Depois que os jogadores concluem o treinamento, suas pontuações são enviadas ao site “America’s Army”. Dependendo de sua classificação, os jogadores receberão seu primeiro nível, também chamado de mapa, ou disseram que precisam de mais treinamento para aprimorar suas habilidades.

Se for permitido em operações, um jogador pode se encontrar em uma variedade de locais: o deserto, bosques, áreas urbanas e até mesmo uma infraestrutura estrangeira, como uma estação de tratamento de água. As operações incluem assaltos, reconhecimento, recuperação e atirador de elite apoiar missões. Os bandidos contra os quais os jogadores lutam são terroristas, propositalmente criados para serem de origem nacional vaga. Alguns são até mesmo mascarados para disfarçar completamente qualquer etnia ou raça.

Os jogadores lutam ao lado forças indígenas – militantes locais amigáveis ​​- assim como os verdadeiros Boinas Verdes fazem. Um tema subjacente do jogo é promover o trabalho em equipe, e lobos solitários não são encorajados, nem duram muito. Há força nos números e – por meio do jogo online – os jogadores podem jogar uns com os outros em equipes, enfrentando o inimigo de frente.

Os jogadores enviam seus mapas à medida que completam cada nível para a “sede” e recebem outra missão.

“America’s Army” criou uma franquia. o Fuzileiros Navais dos EUA, Força do ar e Marinha estão lançando seus próprios videogames de simulação de treinamento como resultado do sucesso do jogo. E outros militares, incluindo os da Palestina e do Hezbollah, também desenvolveram suas próprias versões do jogo.

A marca “America’s Army” também está se expandindo.

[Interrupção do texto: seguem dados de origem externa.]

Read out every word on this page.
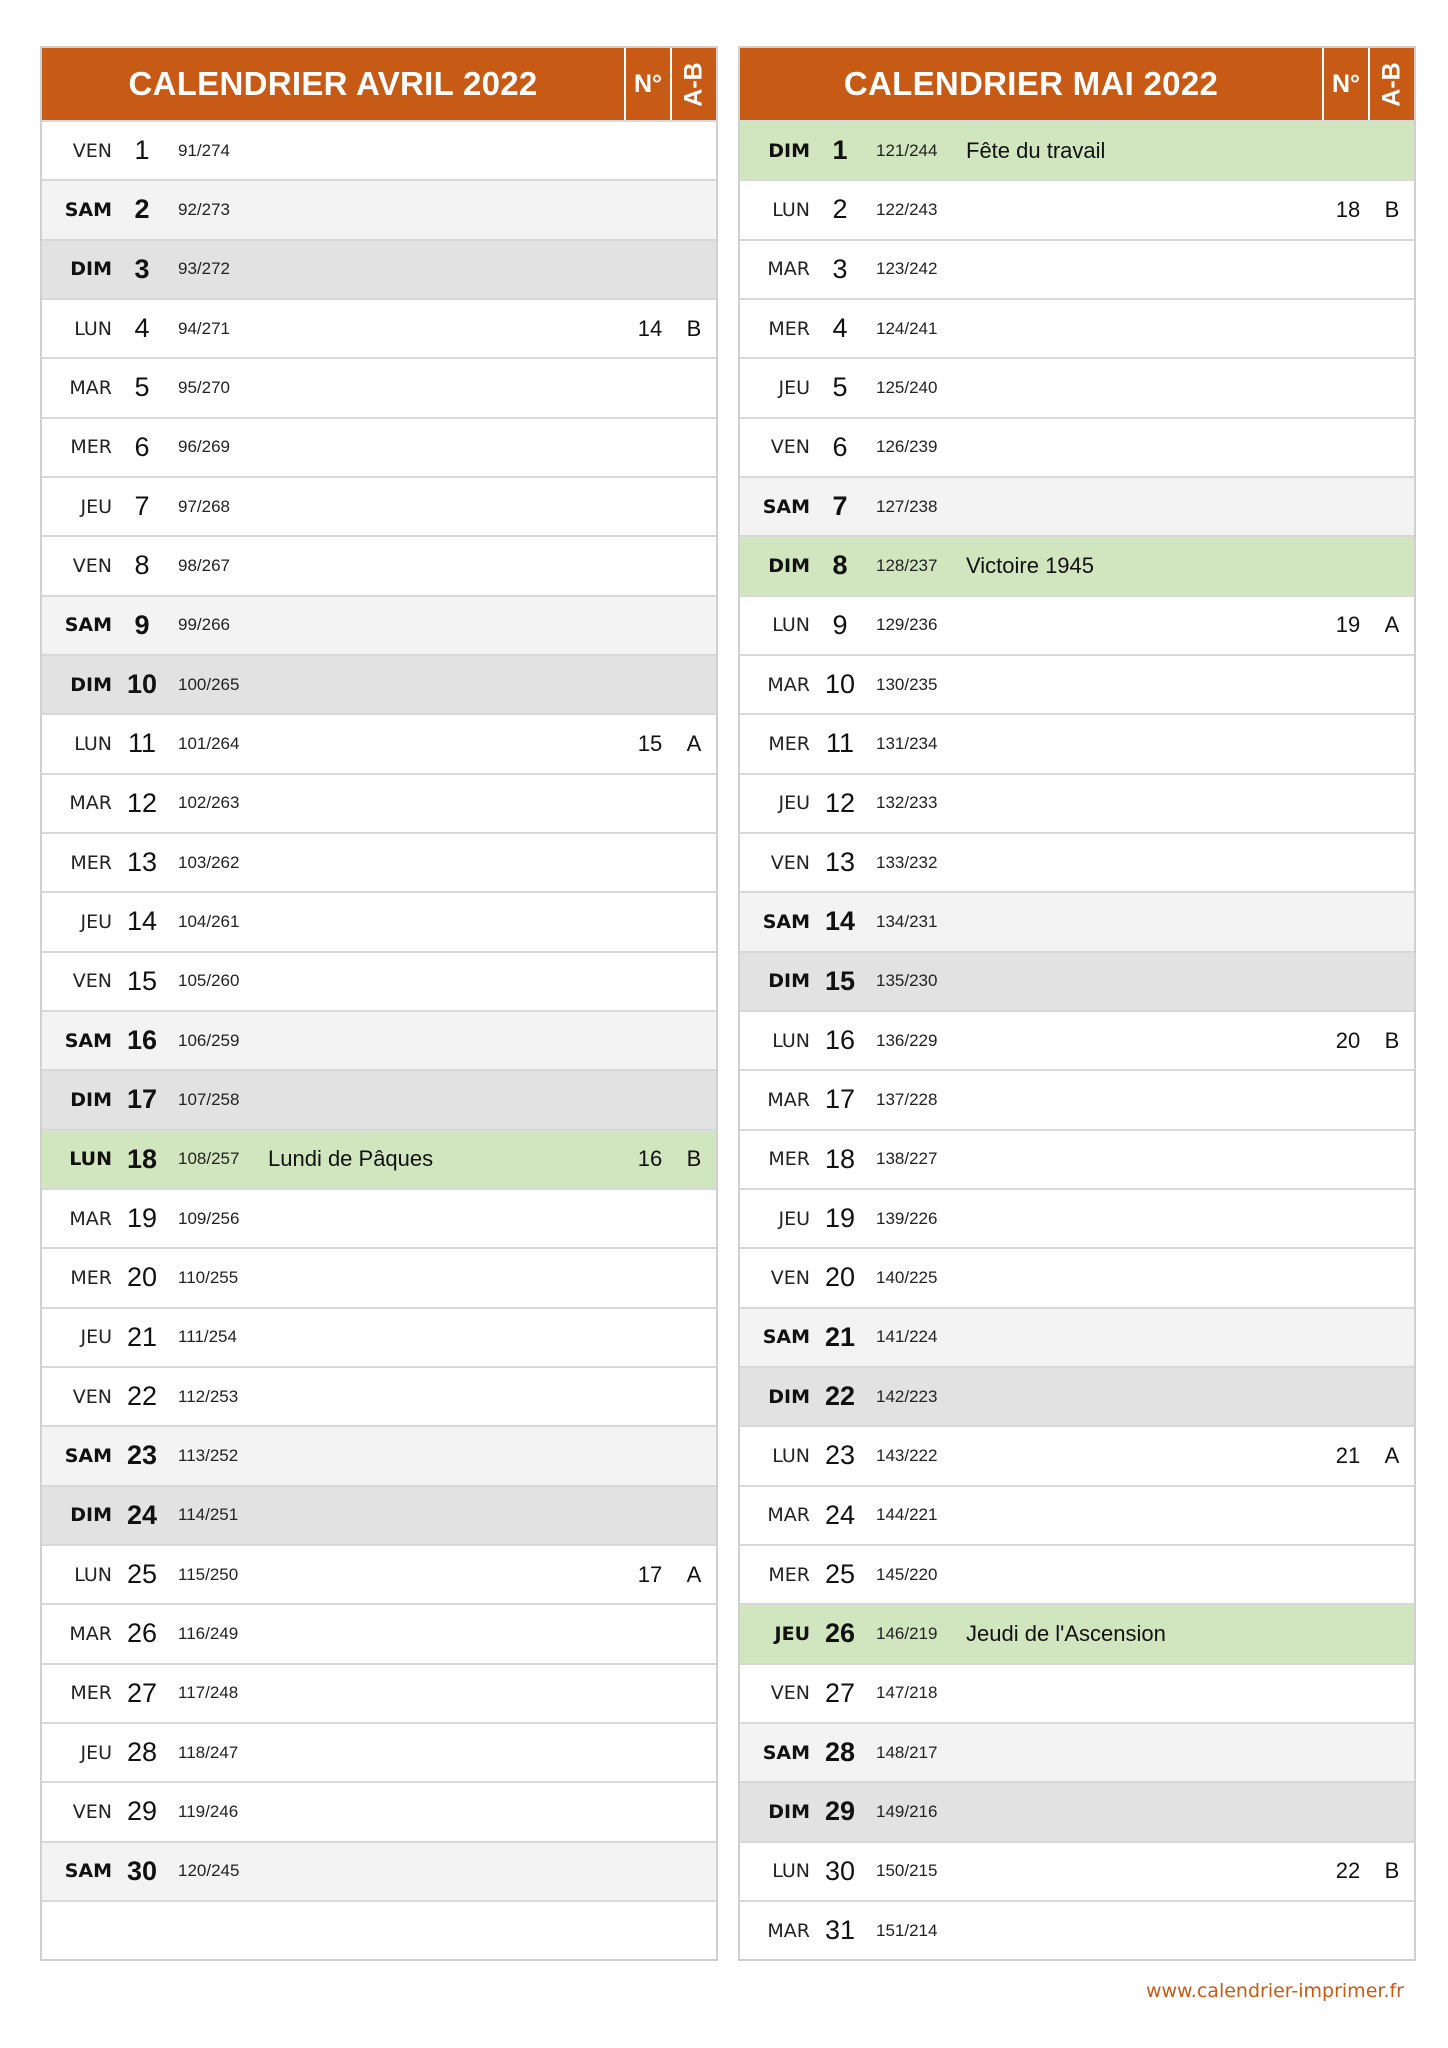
CALENDRIER AVRIL 2022	N° A-B
VEN 1	91/274
SAM 2	92/273
DIM 3	93/272
LUN 4	94/271	14	B
MAR 5	95/270
MER 6	96/269
JEU 7	97/268
VEN 8	98/267
SAM 9	99/266
DIM 10	100/265
LUN 11	101/264	15	A
MAR 12	102/263
MER 13	103/262
JEU 14	104/261
VEN 15	105/260
SAM 16	106/259
DIM 17	107/258
LUN 18	108/257	Lundi de Pâques	16	B
MAR 19	109/256
MER 20	110/255
JEU 21	111/254
VEN 22	112/253
SAM 23	113/252
DIM 24	114/251
LUN 25	115/250	17	A
MAR 26	116/249
MER 27	117/248
JEU 28	118/247
VEN 29	119/246
SAM 30	120/245
CALENDRIER MAI 2022	N° A-B
DIM 1	121/244	Fête du travail
LUN 2	122/243	18	B
MAR 3	123/242
MER 4	124/241
JEU 5	125/240
VEN 6	126/239
SAM 7	127/238
DIM 8	128/237	Victoire 1945
LUN 9	129/236	19	A
MAR 10	130/235
MER 11	131/234
JEU 12	132/233
VEN 13	133/232
SAM 14	134/231
DIM 15	135/230
LUN 16	136/229	20	B
MAR 17	137/228
MER 18	138/227
JEU 19	139/226
VEN 20	140/225
SAM 21	141/224
DIM 22	142/223
LUN 23	143/222	21	A
MAR 24	144/221
MER 25	145/220
JEU 26	146/219	Jeudi de l'Ascension
VEN 27	147/218
SAM 28	148/217
DIM 29	149/216
LUN 30	150/215	22	B
MAR 31	151/214
www.calendrier-imprimer.fr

O Exército e a desenvolvedora de jogos Ubisoft lançaram “America’s Army: True Soldiers” em setembro de 2007. Esta versão do jogo difere do original em alguns aspectos. É para compra em vez de gratuito, e é feito sob medida para os consoles de jogos XBox e PlayStation ao invés de computadores domésticos. Também difere porque um jogador desenvolve um único soldado virtual ao longo do tempo por meio de treinamento e combate. Uma versão arcade stand-up de “True Soldiers” também está prestes a ser lançada.

Parece que o Exército fez um home run com a franquia “America’s Army”. Mas nem todos estão satisfeitos com os resultados. Leia a próxima página para aprender sobre a controvérsia que cerca o “Exército da América”.